Tom Pasquarello, a professor of political science at the State University of New York College at Cortland, who was at the Huntington Outdoor Education Center on Raquette Lake during the 1995 Derecho, outlined the overall effects of the storm in a blog post last year: “Five people died as a result of the storm, and many hikers and campers were briefly stranded. Approximately 150,000 acres of forest suffered severe (60% or more of trees affected) or moderate (30-60% of trees affected) damage.”
All that downed timber led to almost immediate calls for salvage logging. If you are interested in the details of the political and social impacts of the 1995 Blowdown (with much discussion of the 1950 Blowdown) check out George Robinson and Jeffrey Zappieri’s article in Ecology and Society from 1999 here.
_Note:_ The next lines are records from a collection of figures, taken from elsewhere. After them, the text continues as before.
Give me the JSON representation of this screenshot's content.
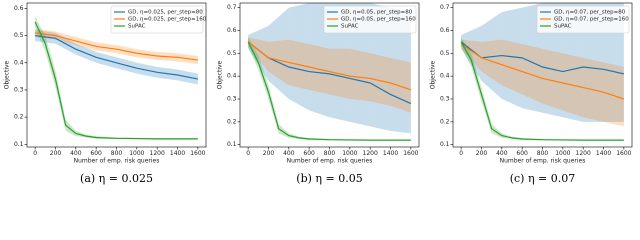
{
  "chart_data": [
    {
      "type": "line",
      "caption": "(a) η = 0.025",
      "xlabel": "Number of emp. risk queries",
      "ylabel": "Objective",
      "xlim": [
        -80,
        1680
      ],
      "xticks": [
        0,
        200,
        400,
        600,
        800,
        1000,
        1200,
        1400,
        1600
      ],
      "ylim": [
        0.09,
        0.62
      ],
      "yticks": [
        0.1,
        0.2,
        0.3,
        0.4,
        0.5,
        0.6
      ],
      "legend": "upper right",
      "series": [
        {
          "name": "GD, η=0.025, per_step=80",
          "color": "#1f77b4",
          "x": [
            0,
            200,
            400,
            600,
            800,
            1000,
            1200,
            1400,
            1600
          ],
          "values": [
            0.5,
            0.49,
            0.45,
            0.42,
            0.4,
            0.38,
            0.365,
            0.355,
            0.34
          ],
          "lower": [
            0.48,
            0.47,
            0.43,
            0.4,
            0.38,
            0.36,
            0.345,
            0.335,
            0.32
          ],
          "upper": [
            0.52,
            0.51,
            0.47,
            0.44,
            0.42,
            0.4,
            0.385,
            0.375,
            0.36
          ]
        },
        {
          "name": "GD, η=0.025, per_step=160",
          "color": "#ff7f0e",
          "x": [
            0,
            200,
            400,
            600,
            800,
            1000,
            1200,
            1400,
            1600
          ],
          "values": [
            0.51,
            0.5,
            0.48,
            0.46,
            0.45,
            0.435,
            0.425,
            0.42,
            0.41
          ],
          "lower": [
            0.495,
            0.485,
            0.465,
            0.445,
            0.435,
            0.42,
            0.41,
            0.405,
            0.395
          ],
          "upper": [
            0.525,
            0.515,
            0.495,
            0.475,
            0.465,
            0.45,
            0.44,
            0.435,
            0.425
          ]
        },
        {
          "name": "SuPAC",
          "color": "#2ca02c",
          "x": [
            0,
            100,
            200,
            300,
            400,
            500,
            600,
            800,
            1000,
            1200,
            1400,
            1600
          ],
          "values": [
            0.55,
            0.47,
            0.34,
            0.17,
            0.14,
            0.13,
            0.125,
            0.122,
            0.121,
            0.12,
            0.12,
            0.12
          ],
          "lower": [
            0.53,
            0.44,
            0.31,
            0.15,
            0.13,
            0.125,
            0.12,
            0.119,
            0.118,
            0.117,
            0.117,
            0.117
          ],
          "upper": [
            0.57,
            0.5,
            0.37,
            0.19,
            0.15,
            0.135,
            0.13,
            0.125,
            0.124,
            0.123,
            0.123,
            0.123
          ]
        }
      ]
    },
    {
      "type": "line",
      "caption": "(b) η = 0.05",
      "xlabel": "Number of emp. risk queries",
      "ylabel": "Objective",
      "xlim": [
        -80,
        1680
      ],
      "xticks": [
        0,
        200,
        400,
        600,
        800,
        1000,
        1200,
        1400,
        1600
      ],
      "ylim": [
        0.09,
        0.72
      ],
      "yticks": [
        0.1,
        0.2,
        0.3,
        0.4,
        0.5,
        0.6,
        0.7
      ],
      "legend": "upper right",
      "series": [
        {
          "name": "GD, η=0.05, per_step=80",
          "color": "#1f77b4",
          "x": [
            0,
            200,
            400,
            600,
            800,
            1000,
            1200,
            1400,
            1600
          ],
          "values": [
            0.55,
            0.48,
            0.44,
            0.42,
            0.41,
            0.39,
            0.37,
            0.32,
            0.28
          ],
          "lower": [
            0.52,
            0.38,
            0.3,
            0.25,
            0.22,
            0.2,
            0.18,
            0.16,
            0.15
          ],
          "upper": [
            0.58,
            0.62,
            0.7,
            0.72,
            0.72,
            0.72,
            0.72,
            0.7,
            0.68
          ]
        },
        {
          "name": "GD, η=0.05, per_step=160",
          "color": "#ff7f0e",
          "x": [
            0,
            200,
            400,
            600,
            800,
            1000,
            1200,
            1400,
            1600
          ],
          "values": [
            0.55,
            0.48,
            0.46,
            0.44,
            0.42,
            0.4,
            0.39,
            0.37,
            0.34
          ],
          "lower": [
            0.53,
            0.42,
            0.36,
            0.34,
            0.32,
            0.3,
            0.29,
            0.27,
            0.24
          ],
          "upper": [
            0.57,
            0.55,
            0.56,
            0.54,
            0.52,
            0.52,
            0.5,
            0.48,
            0.46
          ]
        },
        {
          "name": "SuPAC",
          "color": "#2ca02c",
          "x": [
            0,
            100,
            200,
            300,
            400,
            500,
            600,
            800,
            1000,
            1200,
            1400,
            1600
          ],
          "values": [
            0.55,
            0.46,
            0.33,
            0.17,
            0.14,
            0.13,
            0.125,
            0.122,
            0.121,
            0.12,
            0.12,
            0.12
          ],
          "lower": [
            0.53,
            0.43,
            0.3,
            0.15,
            0.13,
            0.125,
            0.12,
            0.119,
            0.118,
            0.117,
            0.117,
            0.117
          ],
          "upper": [
            0.57,
            0.49,
            0.36,
            0.19,
            0.15,
            0.135,
            0.13,
            0.125,
            0.124,
            0.123,
            0.123,
            0.123
          ]
        }
      ]
    },
    {
      "type": "line",
      "caption": "(c) η = 0.07",
      "xlabel": "Number of emp. risk queries",
      "ylabel": "Objective",
      "xlim": [
        -80,
        1680
      ],
      "xticks": [
        0,
        200,
        400,
        600,
        800,
        1000,
        1200,
        1400,
        1600
      ],
      "ylim": [
        0.09,
        0.72
      ],
      "yticks": [
        0.1,
        0.2,
        0.3,
        0.4,
        0.5,
        0.6,
        0.7
      ],
      "legend": "upper right",
      "series": [
        {
          "name": "GD, η=0.07, per_step=80",
          "color": "#1f77b4",
          "x": [
            0,
            200,
            400,
            600,
            800,
            1000,
            1200,
            1400,
            1600
          ],
          "values": [
            0.55,
            0.48,
            0.49,
            0.48,
            0.44,
            0.42,
            0.44,
            0.43,
            0.41
          ],
          "lower": [
            0.52,
            0.38,
            0.3,
            0.26,
            0.24,
            0.22,
            0.2,
            0.2,
            0.2
          ],
          "upper": [
            0.58,
            0.62,
            0.68,
            0.7,
            0.72,
            0.72,
            0.72,
            0.72,
            0.72
          ]
        },
        {
          "name": "GD, η=0.07, per_step=160",
          "color": "#ff7f0e",
          "x": [
            0,
            200,
            400,
            600,
            800,
            1000,
            1200,
            1400,
            1600
          ],
          "values": [
            0.54,
            0.48,
            0.45,
            0.42,
            0.39,
            0.37,
            0.35,
            0.33,
            0.3
          ],
          "lower": [
            0.52,
            0.42,
            0.36,
            0.32,
            0.28,
            0.25,
            0.22,
            0.2,
            0.18
          ],
          "upper": [
            0.56,
            0.55,
            0.56,
            0.54,
            0.52,
            0.5,
            0.48,
            0.46,
            0.44
          ]
        },
        {
          "name": "SuPAC",
          "color": "#2ca02c",
          "x": [
            0,
            100,
            200,
            300,
            400,
            500,
            600,
            800,
            1000,
            1200,
            1400,
            1600
          ],
          "values": [
            0.55,
            0.47,
            0.32,
            0.17,
            0.14,
            0.13,
            0.125,
            0.122,
            0.121,
            0.12,
            0.12,
            0.12
          ],
          "lower": [
            0.53,
            0.44,
            0.29,
            0.15,
            0.13,
            0.125,
            0.12,
            0.119,
            0.118,
            0.117,
            0.117,
            0.117
          ],
          "upper": [
            0.57,
            0.5,
            0.35,
            0.19,
            0.15,
            0.135,
            0.13,
            0.125,
            0.124,
            0.123,
            0.123,
            0.123
          ]
        }
      ]
    }
  ]
}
Here is an excerpt featuring the general details:
Adirondack residents were acutely aware of the storm and deeply worried about fire hazards during an unusually dry summer season. Spokespersons for wood products companies requested a prompt decision from the Governor allowing suspension of the State Constitution and permitting the authorization of salvage logging operations. In immediate response, environmental organizations protested salvage proposals on the grounds of state constitutional protections for the Park, fearing invocation of the salvage precedent that was set following a massive windstorm in the 1950s.
Numerous editorials and opinion pieces were published in the region’s newspapers. A common early theme was that fire danger was severe and the park was a “tinderbox ready to burn.” Parallels were drawn to concurrent intense wildfires in the pine barrens of Long Island, New York. Adding to public fears was debate over the effectiveness of fire detection systems. Beginning in the 1980s, the New York State Department of Environmental Conservation had retired its lookout towers, relying instead on commercial and private pilots to report fire outbreaks. Some Park residents felt vulnerable and expressed support for salvage logging throughout the Park, to remove potentially hazardous fuel.
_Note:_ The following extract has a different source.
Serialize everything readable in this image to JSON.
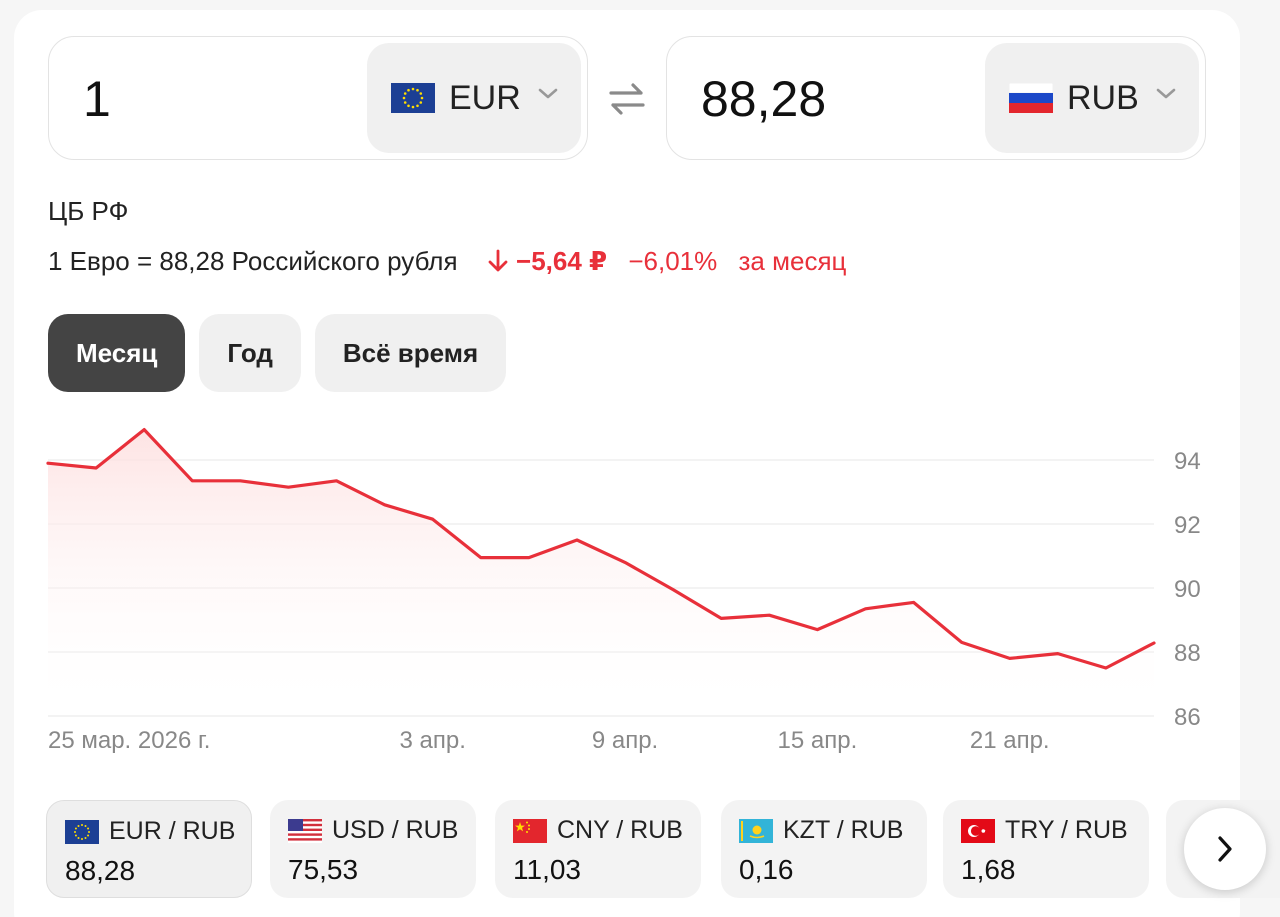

Conservation groups countered that damage from logging operations would be too severe to warrant salvage attempts. Some noted that the most heavily affected section of the park, the Five Ponds Wilderness Area, was nearly fireproof, dominated by water bodies and low-lying wetlands. Another theme was that, by opening dense forest canopies, large storms contribute to the Park’s natural mosaic of habitats. Prominent among salvage opponents were the Adirondack Council, the Association for the Protection of the Adirondacks, New York’s chapter of the National Audubon Society, the Natural Resources Defense Council, and the Wilderness Society.
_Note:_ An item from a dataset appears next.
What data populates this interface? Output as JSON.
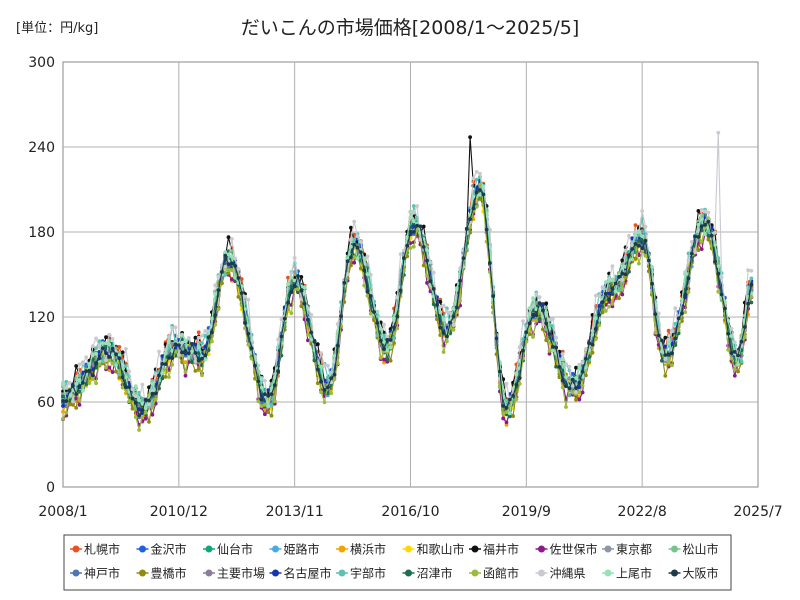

The NYS DEC assembled a comprehensive document that included reports from an advisory committee of consulting ecologists. Based on scientists’ recommendations and its own assessment of the consequences of storm damage, the agency concluded that salvage logging on protected lands could not be ecologically or economically justified. The Governor accepted the agency’s recommendation, and a no-salvage decision was adopted, supporting the constitutionally guaranteed “forever wild” character of the Forest Preserve.
Obviously, despite protestations, the decision to let nature take its course did not lead to the massive fires predicted by property rights folks like Carol LaGrasse. When LaGrasse, a vocal opponent of the APA and head of the Property Rights Foundation of America (headquartered at her home in Stony Creek) asked whether “DEC’s most serious decision about fire protection since 1950 [was] being dictated by environmental politics rather than science?” The answer was clearly no, as visitors to the area nearly fifteen years later can now attest.